Daniel Prohasky is an Innovation Fellow at Swinburne’s Faculty of Health, Arts and Design, an architectural engineer and roboticist. With entrepreneur Warren Rudd, Mr Prohasky is co-founder of Curvecrete, a spin-out on a mission to commercialise sustainable and waste free concrete production and complex concrete curve forming technologies.
Curvecrete was conceived when Mr Prohasky, Mr Rudd and University of Melbourne researcher Paul Loh participated in the University of Melbourne’s Translating Research at Melbourne program. It was recently a finalist in the NGV Design Challenge during Melbourne Design Week.
Daniel Prohasky presenting Curvecrete at the NGV Design Challenge.
Mr Prohasky and his team are working on tandem innovations to produce zero waste sustainable concrete forms for construction. The first is the utilisation of sustainable no-waste concrete, a geopolymer cement made from fly-ash, produced by coal-fired power stations.
“Australia currently wastes 6.8 million tonnes of fly ash each year, yet it’s a viable cement replacement. Curvecrete geopolymer cement produces eighty per cent less emissions than standard Portland cement, with no need to use calcine limestone, removing 55 per cent of emissions created in cement production,” explains Mr Prohasky.
The second is to create sustainable curved concrete forms and constructions that reduce the need for wasteful formwork.
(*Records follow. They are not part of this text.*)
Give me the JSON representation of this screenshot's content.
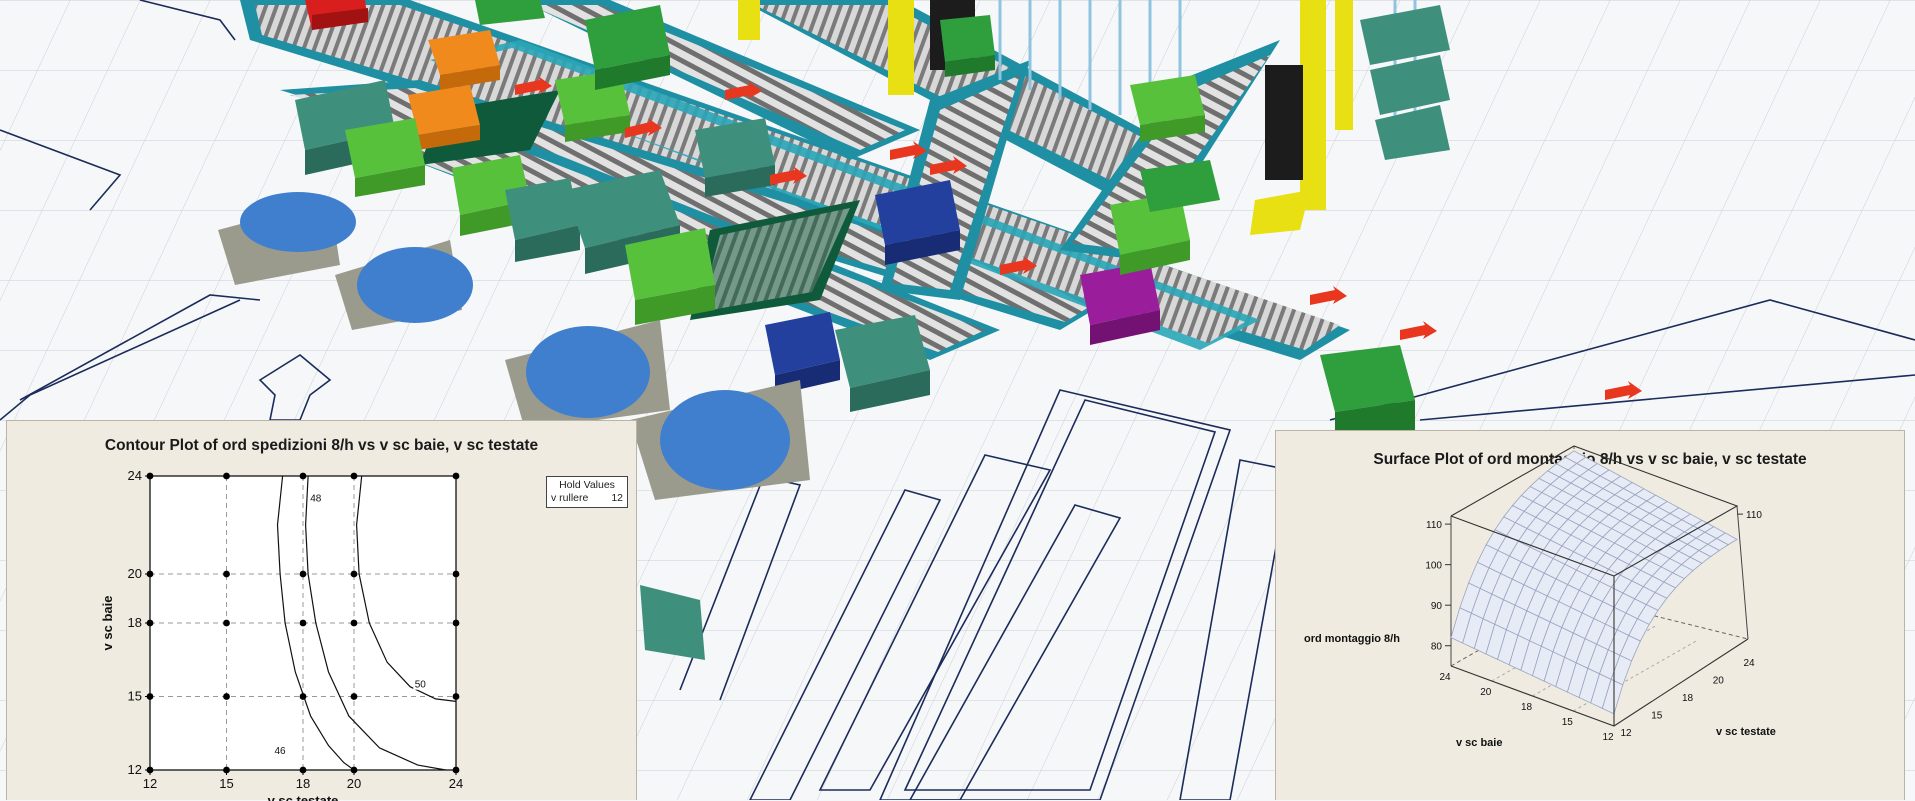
{
  "colors": {
    "roller": "#8f8f8f",
    "frame": "#2aa6b8",
    "floor_line": "#1b2c5a",
    "panel_bg": "#efebe1",
    "mesh": "#9aa4c0",
    "mesh_fill": "#e7ebf6",
    "arrow": "#e8361f"
  },
  "icons": [
    "arrow-icon",
    "bin-icon"
  ],
  "chart_data": [
    {
      "type": "contour",
      "title": "Contour Plot of ord spedizioni 8/h vs v sc baie, v sc testate",
      "xlabel": "v sc testate",
      "ylabel": "v sc baie",
      "x_ticks": [
        12,
        15,
        18,
        20,
        24
      ],
      "y_ticks": [
        12,
        15,
        18,
        20,
        24
      ],
      "xlim": [
        12,
        24
      ],
      "ylim": [
        12,
        24
      ],
      "grid": true,
      "design_points": [
        [
          12,
          12
        ],
        [
          15,
          12
        ],
        [
          18,
          12
        ],
        [
          20,
          12
        ],
        [
          24,
          12
        ],
        [
          12,
          15
        ],
        [
          15,
          15
        ],
        [
          18,
          15
        ],
        [
          20,
          15
        ],
        [
          24,
          15
        ],
        [
          12,
          18
        ],
        [
          15,
          18
        ],
        [
          18,
          18
        ],
        [
          20,
          18
        ],
        [
          24,
          18
        ],
        [
          12,
          20
        ],
        [
          15,
          20
        ],
        [
          18,
          20
        ],
        [
          20,
          20
        ],
        [
          24,
          20
        ],
        [
          12,
          24
        ],
        [
          15,
          24
        ],
        [
          18,
          24
        ],
        [
          20,
          24
        ],
        [
          24,
          24
        ]
      ],
      "contours": [
        {
          "label": "46",
          "points": [
            [
              17.2,
              24
            ],
            [
              17.0,
              22
            ],
            [
              17.1,
              20
            ],
            [
              17.3,
              18
            ],
            [
              17.7,
              16
            ],
            [
              18.3,
              14.2
            ],
            [
              19.0,
              13.0
            ],
            [
              19.6,
              12.3
            ],
            [
              20.0,
              12
            ]
          ]
        },
        {
          "label": "48",
          "points": [
            [
              18.2,
              24
            ],
            [
              18.1,
              22
            ],
            [
              18.2,
              20
            ],
            [
              18.5,
              18
            ],
            [
              19.0,
              16
            ],
            [
              19.8,
              14.2
            ],
            [
              21.0,
              12.9
            ],
            [
              22.5,
              12.2
            ],
            [
              23.6,
              12
            ]
          ]
        },
        {
          "label": "50",
          "points": [
            [
              20.3,
              24
            ],
            [
              20.1,
              22
            ],
            [
              20.2,
              20
            ],
            [
              20.6,
              18
            ],
            [
              21.3,
              16.4
            ],
            [
              22.2,
              15.4
            ],
            [
              23.2,
              14.9
            ],
            [
              24.0,
              14.8
            ]
          ]
        }
      ],
      "hold_values": {
        "title": "Hold Values",
        "name": "v rullere",
        "value": "12"
      }
    },
    {
      "type": "surface",
      "title": "Surface Plot of ord montaggio 8/h vs v sc baie, v sc testate",
      "zlabel": "ord montaggio 8/h",
      "xlabel": "v sc baie",
      "ylabel": "v sc testate",
      "z_ticks_left": [
        80,
        90,
        100,
        110
      ],
      "z_ticks_right": [
        110
      ],
      "x_ticks": [
        24,
        20,
        18,
        15,
        12
      ],
      "y_ticks": [
        12,
        15,
        18,
        20,
        24
      ],
      "zlim": [
        75,
        112
      ]
    }
  ]
}
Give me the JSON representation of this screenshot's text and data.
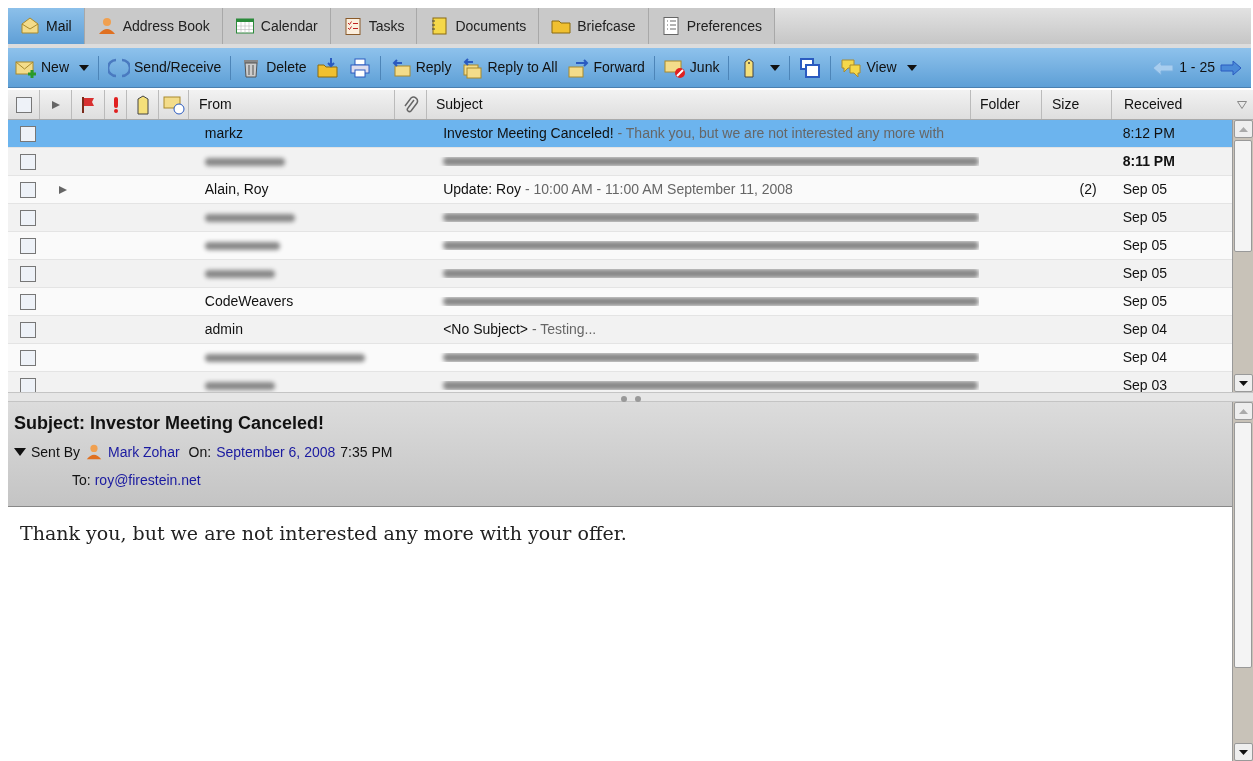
{
  "tabs": [
    {
      "label": "Mail",
      "selected": true
    },
    {
      "label": "Address Book",
      "selected": false
    },
    {
      "label": "Calendar",
      "selected": false
    },
    {
      "label": "Tasks",
      "selected": false
    },
    {
      "label": "Documents",
      "selected": false
    },
    {
      "label": "Briefcase",
      "selected": false
    },
    {
      "label": "Preferences",
      "selected": false
    }
  ],
  "toolbar": [
    {
      "kind": "button",
      "label": "New",
      "dropdown": true
    },
    {
      "kind": "separator"
    },
    {
      "kind": "button",
      "label": "Send/Receive",
      "dropdown": false
    },
    {
      "kind": "separator"
    },
    {
      "kind": "button",
      "label": "Delete",
      "dropdown": false
    },
    {
      "kind": "button",
      "dropdown": false
    },
    {
      "kind": "button",
      "dropdown": false
    },
    {
      "kind": "separator"
    },
    {
      "kind": "button",
      "label": "Reply",
      "dropdown": false
    },
    {
      "kind": "button",
      "label": "Reply to All",
      "dropdown": false
    },
    {
      "kind": "button",
      "label": "Forward",
      "dropdown": false
    },
    {
      "kind": "separator"
    },
    {
      "kind": "button",
      "label": "Junk",
      "dropdown": false
    },
    {
      "kind": "separator"
    },
    {
      "kind": "button",
      "dropdown": true
    },
    {
      "kind": "separator"
    },
    {
      "kind": "button",
      "dropdown": false
    },
    {
      "kind": "separator"
    },
    {
      "kind": "button",
      "label": "View",
      "dropdown": true
    }
  ],
  "select_all": {
    "checked": false
  },
  "pager": "1 - 25",
  "columns": {
    "from": "From",
    "subject": "Subject",
    "folder": "Folder",
    "size": "Size",
    "received": "Received"
  },
  "rows": [
    {
      "kind": "message",
      "checked": false,
      "selected": true,
      "unread": false,
      "thread": false,
      "from": "markz",
      "subject": "Investor Meeting Canceled!",
      "fragment": " - Thank you, but we are not interested any more with",
      "received": "8:12 PM"
    },
    {
      "kind": "blurred",
      "checked": false,
      "selected": false,
      "unread": true,
      "thread": false,
      "received": "8:11 PM"
    },
    {
      "kind": "message",
      "checked": false,
      "selected": false,
      "unread": false,
      "thread": true,
      "from": "Alain, Roy",
      "subject": "Update: Roy",
      "fragment": " - 10:00 AM - 11:00 AM September 11, 2008",
      "size": "(2)",
      "received": "Sep 05"
    },
    {
      "kind": "blurred",
      "checked": false,
      "selected": false,
      "unread": false,
      "thread": false,
      "received": "Sep 05"
    },
    {
      "kind": "blurred",
      "checked": false,
      "selected": false,
      "unread": false,
      "thread": false,
      "received": "Sep 05"
    },
    {
      "kind": "blurred",
      "checked": false,
      "selected": false,
      "unread": false,
      "thread": false,
      "received": "Sep 05"
    },
    {
      "kind": "message-blurred-subject",
      "checked": false,
      "selected": false,
      "unread": false,
      "thread": false,
      "from": "CodeWeavers",
      "received": "Sep 05"
    },
    {
      "kind": "message",
      "checked": false,
      "selected": false,
      "unread": false,
      "thread": false,
      "from": "admin",
      "subject": "<No Subject>",
      "fragment": " - Testing...",
      "received": "Sep 04"
    },
    {
      "kind": "blurred",
      "checked": false,
      "selected": false,
      "unread": false,
      "thread": false,
      "received": "Sep 04"
    },
    {
      "kind": "blurred",
      "checked": false,
      "selected": false,
      "unread": false,
      "thread": false,
      "received": "Sep 03"
    }
  ],
  "preview": {
    "subject": "Subject: Investor Meeting Canceled!",
    "expanded": true,
    "sent_by_label": "Sent By",
    "sender": "Mark Zohar",
    "on_label": "On:",
    "date": "September 6, 2008",
    "time": "7:35 PM",
    "to_label": "To:",
    "to": "roy@firestein.net",
    "body": "Thank you, but we are not interested any more with your offer."
  }
}
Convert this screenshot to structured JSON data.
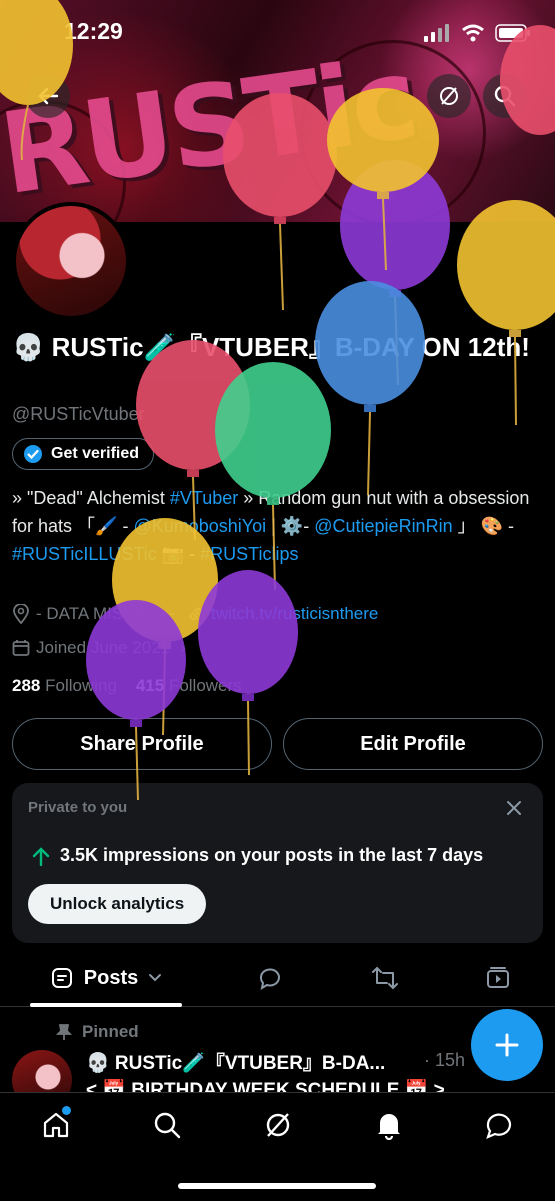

Prohasky and his team are using a robotic mechanical mould technology to create curved concrete panels for construction in geopolymer cement.
“Curved concrete can create incredibly efficient mass-reduced structures, and our reusable mechanical formwork eliminates all the formwork waste typically associated with traditional methods of casting concrete,” says Mr Prohasky.
“Architects and master builders have aspired to create beautifully curved architectural forms for centuries. Gaudi’s work is of particular importance. He simplified curved forms into hyperbolic ruled surfaces to create logical junctions and coordinate building modules. The ruled surface geometries created by Curvecrete mimic that of Gaudi’s,” he says.
Render of Curvecrete pavillion structure. Image supplied by Curvecrete.
The patented Parametric Adjustable Mould (PAM) technology that Curvecrete uses was co-invented by researchers Paul Loh and David Leggett with Mr Prohasky at the Melbourne School of Design at the University of Melbourne. PAM is a reusable robotic deformable mould that creates doubly-curved concrete forms without creating any formwork waste.
As an Innovation Fellow, Mr Prohasky is working in Swinburne’s Innovation Precinct with support from Swinburne’s Smart Cities Research Institute and the Digital Construction Laboratory team. He also lectures in Architectural Engineering.
“Curvecrete technology is capable of creating beautifully formed architectural structures. However, it’s incredibly difficult to enter the building and construction commercial market, and investment can be difficult to come by in this environment if the technology is not acceptably de-risked,” Mr Prohasky explains.
“We’ve developed a strategy to market that is focused on growth, and with the right investment team, Curvecrete sees the technology servicing the Australia-wide market within the next two to three years, with plans to execute globally within five to seven years.
“We want designers to access the technology to test the application of the Curvecrete system on their designs internationally. Our focus is on making a difference and having a positive impact in the building and construction industry, and ultimately on the environment,” he says.
Mr Rudd recently presented at Melbourne Knowledge Week to launch Curvecrete's successful entry into the Melbourne Accelerator Program and Mr Prohasky was awarded Veski's innovator of the year, 2019 after wowing the crowd at Federation Square.